Kur'an-ı Kerim ve Türkçe Meali Sayfa 581
20. (Yalanlamaya nasıl cesaret edebiliyorsunuz?) Biz, sizi hakir bir sıvıdan yaratmadık mı?
21. Ve o sıvıyı sağlam bir yere yerleştirdik,
22. Belli bir süreye kadar kalmak üzere.
23. Ve (varlığınızla ilgili her şeyi) takdir ettik. Biz, ne güzel takdir edeniz!
24. Yalanlayanların o gün vay haline!
25. Biz, yeryüzünü bir kap, bir toplanma yeri kılmadık mı,
26. Hem diriler hem de ölüler için?
27. Ve o yeryüzüne görkemli, sağlam dağlar yerleştirdik ve size (o dağlardan çıkan) tatlı su ihsan ettik.
28. Yalanlayanların o gün vay haline!
29. “Haydi, yürüyün (dünyada iken) hep yalanladığınız o (Ateş’e)!
30. “Üç sütun halinde yükselen kapkara dumanın gölgesine!”
31. Ama o, ne serinlik veren bir gölgedir, ne de alevlerden koruyan bir gölge.
32. O Ateş, saraylar büyüklüğünde kıvılcımlar atar,
33. Sarı deve sürüleri gibi dağılan kıvılcımlar.
34. Yalanlayanların o gün vay haline!
35. Bugün, onların tek bir kelime bile edemeyecekleri bir gündür;
36. Kendilerine izin verilmez ki, özür dilesin, mazeret beyan edebilsinler!
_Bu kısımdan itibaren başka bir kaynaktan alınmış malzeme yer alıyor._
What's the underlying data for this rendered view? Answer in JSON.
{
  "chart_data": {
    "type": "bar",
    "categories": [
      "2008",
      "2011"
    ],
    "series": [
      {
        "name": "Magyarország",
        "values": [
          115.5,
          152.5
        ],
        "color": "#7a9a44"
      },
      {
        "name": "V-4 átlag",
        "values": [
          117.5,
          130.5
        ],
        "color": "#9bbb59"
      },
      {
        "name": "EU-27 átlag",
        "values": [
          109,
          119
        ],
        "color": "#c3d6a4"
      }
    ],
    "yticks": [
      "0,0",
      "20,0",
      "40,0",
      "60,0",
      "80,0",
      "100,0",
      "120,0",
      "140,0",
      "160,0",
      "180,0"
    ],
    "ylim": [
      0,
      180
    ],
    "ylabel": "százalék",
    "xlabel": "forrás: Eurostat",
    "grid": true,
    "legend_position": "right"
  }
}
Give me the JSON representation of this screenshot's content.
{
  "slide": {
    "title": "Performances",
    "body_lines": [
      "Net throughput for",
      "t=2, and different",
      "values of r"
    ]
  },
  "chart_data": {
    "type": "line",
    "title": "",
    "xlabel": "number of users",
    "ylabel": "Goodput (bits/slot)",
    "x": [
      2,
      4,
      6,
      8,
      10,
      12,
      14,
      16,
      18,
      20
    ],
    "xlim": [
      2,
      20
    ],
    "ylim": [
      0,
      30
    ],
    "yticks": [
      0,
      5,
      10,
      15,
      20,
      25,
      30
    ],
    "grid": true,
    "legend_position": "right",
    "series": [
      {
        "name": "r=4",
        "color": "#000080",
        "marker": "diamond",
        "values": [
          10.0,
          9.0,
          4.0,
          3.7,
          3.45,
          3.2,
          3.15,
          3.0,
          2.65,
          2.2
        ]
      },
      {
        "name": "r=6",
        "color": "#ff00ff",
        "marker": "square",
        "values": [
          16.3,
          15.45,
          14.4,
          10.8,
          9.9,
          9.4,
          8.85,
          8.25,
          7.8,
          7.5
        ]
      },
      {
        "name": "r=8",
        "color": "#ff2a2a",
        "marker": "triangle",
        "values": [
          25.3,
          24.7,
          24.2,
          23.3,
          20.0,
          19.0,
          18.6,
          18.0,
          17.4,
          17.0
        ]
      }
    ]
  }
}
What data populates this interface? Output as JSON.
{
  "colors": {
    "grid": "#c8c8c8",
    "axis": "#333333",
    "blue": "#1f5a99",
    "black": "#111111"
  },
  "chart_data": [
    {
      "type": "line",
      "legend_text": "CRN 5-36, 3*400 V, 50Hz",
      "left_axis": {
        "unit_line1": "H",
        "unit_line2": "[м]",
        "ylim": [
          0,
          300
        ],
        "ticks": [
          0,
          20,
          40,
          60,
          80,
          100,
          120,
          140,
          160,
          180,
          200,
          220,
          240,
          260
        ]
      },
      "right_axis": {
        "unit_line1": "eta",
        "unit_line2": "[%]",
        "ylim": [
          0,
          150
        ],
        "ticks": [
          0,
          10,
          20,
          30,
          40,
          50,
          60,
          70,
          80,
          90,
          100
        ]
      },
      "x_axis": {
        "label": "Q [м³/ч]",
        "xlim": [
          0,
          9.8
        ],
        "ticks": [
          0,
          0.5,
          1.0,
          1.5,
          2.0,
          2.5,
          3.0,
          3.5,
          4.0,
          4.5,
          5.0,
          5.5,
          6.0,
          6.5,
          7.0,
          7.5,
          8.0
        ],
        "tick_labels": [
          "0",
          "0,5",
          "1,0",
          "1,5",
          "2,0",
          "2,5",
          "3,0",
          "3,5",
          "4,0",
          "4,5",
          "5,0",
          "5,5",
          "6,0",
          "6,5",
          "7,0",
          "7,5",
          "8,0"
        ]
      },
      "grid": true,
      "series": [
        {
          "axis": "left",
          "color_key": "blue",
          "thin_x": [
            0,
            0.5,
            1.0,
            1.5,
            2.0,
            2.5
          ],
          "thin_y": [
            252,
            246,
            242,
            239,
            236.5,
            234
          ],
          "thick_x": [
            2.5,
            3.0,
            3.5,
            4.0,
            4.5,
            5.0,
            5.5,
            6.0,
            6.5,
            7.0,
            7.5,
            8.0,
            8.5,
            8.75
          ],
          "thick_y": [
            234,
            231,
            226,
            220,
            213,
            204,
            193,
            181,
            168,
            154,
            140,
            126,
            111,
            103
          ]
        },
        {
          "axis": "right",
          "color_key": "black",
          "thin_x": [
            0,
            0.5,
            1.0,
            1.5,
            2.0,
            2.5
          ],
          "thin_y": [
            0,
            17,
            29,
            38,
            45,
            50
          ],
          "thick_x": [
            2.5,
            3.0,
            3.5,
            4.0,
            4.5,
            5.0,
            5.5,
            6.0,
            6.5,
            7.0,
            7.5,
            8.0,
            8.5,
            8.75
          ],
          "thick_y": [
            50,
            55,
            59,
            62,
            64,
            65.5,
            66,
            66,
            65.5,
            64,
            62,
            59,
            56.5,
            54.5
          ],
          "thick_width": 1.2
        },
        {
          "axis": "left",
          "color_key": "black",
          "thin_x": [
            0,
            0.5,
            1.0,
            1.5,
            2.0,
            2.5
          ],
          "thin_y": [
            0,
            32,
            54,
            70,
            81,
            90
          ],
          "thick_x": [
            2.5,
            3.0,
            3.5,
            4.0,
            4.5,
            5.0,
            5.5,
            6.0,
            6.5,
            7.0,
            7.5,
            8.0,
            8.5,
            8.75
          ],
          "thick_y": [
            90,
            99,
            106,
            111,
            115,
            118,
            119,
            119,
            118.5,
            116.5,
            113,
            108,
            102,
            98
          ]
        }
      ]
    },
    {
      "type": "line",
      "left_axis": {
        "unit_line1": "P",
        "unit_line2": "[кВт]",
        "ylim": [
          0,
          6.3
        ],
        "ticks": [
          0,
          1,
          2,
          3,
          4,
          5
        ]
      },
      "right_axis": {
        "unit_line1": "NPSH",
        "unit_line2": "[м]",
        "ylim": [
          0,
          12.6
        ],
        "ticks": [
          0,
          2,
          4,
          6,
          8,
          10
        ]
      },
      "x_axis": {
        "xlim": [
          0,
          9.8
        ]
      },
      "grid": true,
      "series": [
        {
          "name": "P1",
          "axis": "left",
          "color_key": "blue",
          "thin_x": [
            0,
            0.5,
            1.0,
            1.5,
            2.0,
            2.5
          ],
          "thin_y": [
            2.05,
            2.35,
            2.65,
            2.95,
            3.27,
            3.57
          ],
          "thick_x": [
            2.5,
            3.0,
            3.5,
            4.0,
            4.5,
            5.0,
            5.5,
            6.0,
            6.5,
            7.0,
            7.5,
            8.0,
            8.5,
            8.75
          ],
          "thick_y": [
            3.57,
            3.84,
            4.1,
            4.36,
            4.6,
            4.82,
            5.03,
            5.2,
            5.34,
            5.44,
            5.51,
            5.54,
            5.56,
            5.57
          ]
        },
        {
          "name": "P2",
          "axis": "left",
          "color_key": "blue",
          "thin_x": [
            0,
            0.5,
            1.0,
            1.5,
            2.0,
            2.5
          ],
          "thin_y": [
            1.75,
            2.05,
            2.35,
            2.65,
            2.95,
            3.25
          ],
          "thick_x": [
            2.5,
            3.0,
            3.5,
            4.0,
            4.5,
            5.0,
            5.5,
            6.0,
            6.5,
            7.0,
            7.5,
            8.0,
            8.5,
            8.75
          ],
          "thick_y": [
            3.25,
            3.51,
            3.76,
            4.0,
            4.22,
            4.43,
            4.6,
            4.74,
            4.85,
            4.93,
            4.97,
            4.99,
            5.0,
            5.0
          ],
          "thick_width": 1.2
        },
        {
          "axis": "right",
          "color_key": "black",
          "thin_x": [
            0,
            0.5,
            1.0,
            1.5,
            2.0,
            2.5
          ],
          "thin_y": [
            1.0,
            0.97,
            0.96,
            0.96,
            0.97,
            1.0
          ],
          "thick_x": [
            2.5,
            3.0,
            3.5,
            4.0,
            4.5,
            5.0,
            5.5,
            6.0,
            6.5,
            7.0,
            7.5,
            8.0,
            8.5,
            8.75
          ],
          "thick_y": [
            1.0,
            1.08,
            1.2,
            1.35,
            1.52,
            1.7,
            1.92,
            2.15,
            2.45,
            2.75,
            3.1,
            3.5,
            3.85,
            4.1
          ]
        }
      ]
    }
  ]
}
37. Yalanlayanların o gün vay haline!
38. “Bugün, Hüküm ve Ayrışma Günü’dür. İşte, sizi ve sizden önce gelip geçmiş yalanlayıcıları bir araya topladık.
39. “(Cezamdan kurtulmak için) varsa bir düzeniniz, bir hileniz, hiç durmayın, hemen uygulayın onu Bana karşı!”
40. Yalanlayanların o gün vay haline!
41. Allah’a gönülden saygı duyan ve O’na karşı gelmekten sakınanlar ise gölgeliklerde, pınar başlarındadırlar.
42. Arzu ettikleri meyvelerin arasında.
43. “Dünyada işlediklerinizden dolayı afiyetle yiyin için!”
44. Biz, Allah’ın kendilerini gördüğünün şuuru içinde iyiliğe kilitlenmiş olanları işte böyle mükâfatlandırırız.
45. Yalanlayanların o gün vay haline!
46. Siz (yalanlayıcılar), şu pek kısa ömür de yiyin ve zevkedin bakalım! Gerçek şu ki siz, hayatları günah hasadından ibaret suçlularsınız!
47. Yalanlayanların o gün vay haline!
48. Onlara, “Allah’ın huzurunda boyun eğin, ibadetle O’na kullukta bulunun!” dendiğinde boyun eğmezler.
49. Yalanlayanların o gün vay haline!
50. Bu Kur’ân’a da inanmadıktan sonra gayrı hangi söze inanacaklar?